For a time he saw a therapist for writer’s block until it was mutually agreed that somebody as prolific as Mr. Gold could not be described as blocked.
He had a better hat than me.
So sad. I’m speechless. I moved to LA in 1981 and have been reading Gold since his music writing days @ the Weekly. I will miss his perspective and enthusiasm
Along with many of you folks on Chowhound, JGold helped guide me to so much wonderful and uniquely LA type food. Dragged my family all over LA in search of cheap eats when I lived there and still do to this day even though now down in SD. Very sad news.
Incredible outpouring on Twitter. Likely a larger reaction than if a major Los Angeles political or sports figure had passed.
The man was epic.
RIP J Gold.
Coming to LA in 2007, he was my guide to Los Angeles. As Asian kid in growing up in Michigan I never even had a taco outside of Taco Bell.
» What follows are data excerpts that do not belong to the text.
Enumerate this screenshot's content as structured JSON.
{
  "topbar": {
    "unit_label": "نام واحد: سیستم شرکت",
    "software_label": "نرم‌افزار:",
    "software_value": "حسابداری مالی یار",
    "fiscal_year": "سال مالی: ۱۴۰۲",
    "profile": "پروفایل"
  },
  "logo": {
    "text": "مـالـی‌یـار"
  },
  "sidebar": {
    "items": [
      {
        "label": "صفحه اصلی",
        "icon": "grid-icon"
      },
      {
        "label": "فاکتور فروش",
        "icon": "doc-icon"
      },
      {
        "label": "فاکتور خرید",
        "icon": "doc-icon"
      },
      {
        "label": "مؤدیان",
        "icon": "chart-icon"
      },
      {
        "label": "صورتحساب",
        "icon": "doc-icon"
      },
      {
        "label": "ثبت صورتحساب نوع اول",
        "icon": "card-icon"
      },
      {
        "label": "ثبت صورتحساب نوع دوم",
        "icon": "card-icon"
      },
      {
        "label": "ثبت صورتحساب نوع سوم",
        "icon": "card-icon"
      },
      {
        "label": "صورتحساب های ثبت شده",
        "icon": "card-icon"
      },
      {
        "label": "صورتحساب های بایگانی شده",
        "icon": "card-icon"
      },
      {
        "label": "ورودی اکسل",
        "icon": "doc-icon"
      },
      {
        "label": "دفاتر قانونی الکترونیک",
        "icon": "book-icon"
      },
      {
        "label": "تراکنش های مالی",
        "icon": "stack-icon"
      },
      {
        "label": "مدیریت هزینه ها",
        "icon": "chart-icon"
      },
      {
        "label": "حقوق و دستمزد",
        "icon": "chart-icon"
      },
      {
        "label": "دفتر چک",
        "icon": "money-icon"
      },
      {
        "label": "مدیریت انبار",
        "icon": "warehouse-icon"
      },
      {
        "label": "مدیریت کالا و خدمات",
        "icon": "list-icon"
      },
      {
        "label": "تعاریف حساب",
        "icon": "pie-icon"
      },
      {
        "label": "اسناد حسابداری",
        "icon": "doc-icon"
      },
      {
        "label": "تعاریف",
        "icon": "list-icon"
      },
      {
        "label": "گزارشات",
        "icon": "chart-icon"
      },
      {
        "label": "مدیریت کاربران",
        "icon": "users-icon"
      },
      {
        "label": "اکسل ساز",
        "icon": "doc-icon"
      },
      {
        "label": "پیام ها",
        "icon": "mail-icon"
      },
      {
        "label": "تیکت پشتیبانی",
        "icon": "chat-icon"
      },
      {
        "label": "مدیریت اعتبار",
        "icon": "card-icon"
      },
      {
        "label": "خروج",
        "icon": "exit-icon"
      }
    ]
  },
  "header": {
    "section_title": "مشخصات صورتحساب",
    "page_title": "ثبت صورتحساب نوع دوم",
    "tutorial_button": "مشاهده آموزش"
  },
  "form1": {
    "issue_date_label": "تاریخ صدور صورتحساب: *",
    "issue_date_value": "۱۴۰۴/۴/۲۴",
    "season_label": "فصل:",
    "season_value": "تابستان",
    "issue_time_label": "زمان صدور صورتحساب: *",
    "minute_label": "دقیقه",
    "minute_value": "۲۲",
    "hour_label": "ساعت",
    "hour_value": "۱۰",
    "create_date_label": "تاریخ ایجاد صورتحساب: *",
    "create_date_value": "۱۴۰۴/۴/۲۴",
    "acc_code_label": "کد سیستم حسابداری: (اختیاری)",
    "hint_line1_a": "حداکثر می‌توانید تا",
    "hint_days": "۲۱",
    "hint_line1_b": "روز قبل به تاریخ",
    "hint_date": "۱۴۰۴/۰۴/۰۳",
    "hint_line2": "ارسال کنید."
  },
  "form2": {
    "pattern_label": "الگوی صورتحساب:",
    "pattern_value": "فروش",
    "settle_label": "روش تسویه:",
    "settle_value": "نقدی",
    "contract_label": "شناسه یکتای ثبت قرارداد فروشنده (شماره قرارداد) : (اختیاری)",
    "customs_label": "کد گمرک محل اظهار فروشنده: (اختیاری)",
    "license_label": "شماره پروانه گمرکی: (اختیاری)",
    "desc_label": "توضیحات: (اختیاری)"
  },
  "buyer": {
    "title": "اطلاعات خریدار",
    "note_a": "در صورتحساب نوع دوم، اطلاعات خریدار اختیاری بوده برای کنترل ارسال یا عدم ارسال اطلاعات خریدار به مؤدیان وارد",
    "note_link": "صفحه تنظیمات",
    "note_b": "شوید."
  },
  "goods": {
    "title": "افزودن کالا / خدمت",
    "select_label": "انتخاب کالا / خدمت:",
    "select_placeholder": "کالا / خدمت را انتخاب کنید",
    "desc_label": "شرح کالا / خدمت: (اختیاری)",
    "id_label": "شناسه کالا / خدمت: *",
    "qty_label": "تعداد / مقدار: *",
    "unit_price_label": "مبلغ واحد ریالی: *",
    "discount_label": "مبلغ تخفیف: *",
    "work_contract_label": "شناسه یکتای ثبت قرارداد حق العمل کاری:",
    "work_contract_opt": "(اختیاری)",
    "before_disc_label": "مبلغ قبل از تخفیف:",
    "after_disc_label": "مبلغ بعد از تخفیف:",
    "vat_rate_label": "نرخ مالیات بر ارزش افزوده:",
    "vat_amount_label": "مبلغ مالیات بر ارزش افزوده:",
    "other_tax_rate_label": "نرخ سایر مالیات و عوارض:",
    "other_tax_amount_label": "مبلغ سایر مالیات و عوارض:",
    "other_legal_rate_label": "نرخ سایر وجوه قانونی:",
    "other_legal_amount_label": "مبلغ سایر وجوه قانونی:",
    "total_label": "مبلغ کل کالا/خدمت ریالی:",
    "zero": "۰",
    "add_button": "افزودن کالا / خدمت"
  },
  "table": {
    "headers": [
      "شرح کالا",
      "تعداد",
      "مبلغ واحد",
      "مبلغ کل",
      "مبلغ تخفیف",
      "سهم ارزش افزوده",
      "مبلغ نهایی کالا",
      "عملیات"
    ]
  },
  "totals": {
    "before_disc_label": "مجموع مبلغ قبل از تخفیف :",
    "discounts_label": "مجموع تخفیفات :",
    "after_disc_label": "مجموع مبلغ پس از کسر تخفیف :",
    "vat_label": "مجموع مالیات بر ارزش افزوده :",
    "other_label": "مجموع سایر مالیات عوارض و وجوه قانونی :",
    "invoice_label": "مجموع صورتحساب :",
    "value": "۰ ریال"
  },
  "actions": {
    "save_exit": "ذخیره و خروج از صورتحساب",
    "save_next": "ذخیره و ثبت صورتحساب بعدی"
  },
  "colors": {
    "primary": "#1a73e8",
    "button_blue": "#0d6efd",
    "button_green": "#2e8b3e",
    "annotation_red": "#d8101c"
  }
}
He opened my culinary and world view well beyond my wildest dreams. Now I’m effin making aguachiles and seeking out aji amarillo and snook. I even got to cook for him at a cooking event. Tragic and sad beyond compare and condolences to his family.
Six hours later and I’m still devastated, the man meant so much to many, nice to see Twitter respond in kind. We’ve lost a titan.
Amazing post. R.I.P. indeed.
I used to think food critics only reviewed the most fancy and the most expensive restaurants in town with big high profile chefs.
JGold changed that. Gave respect and honor to our hole in the walls.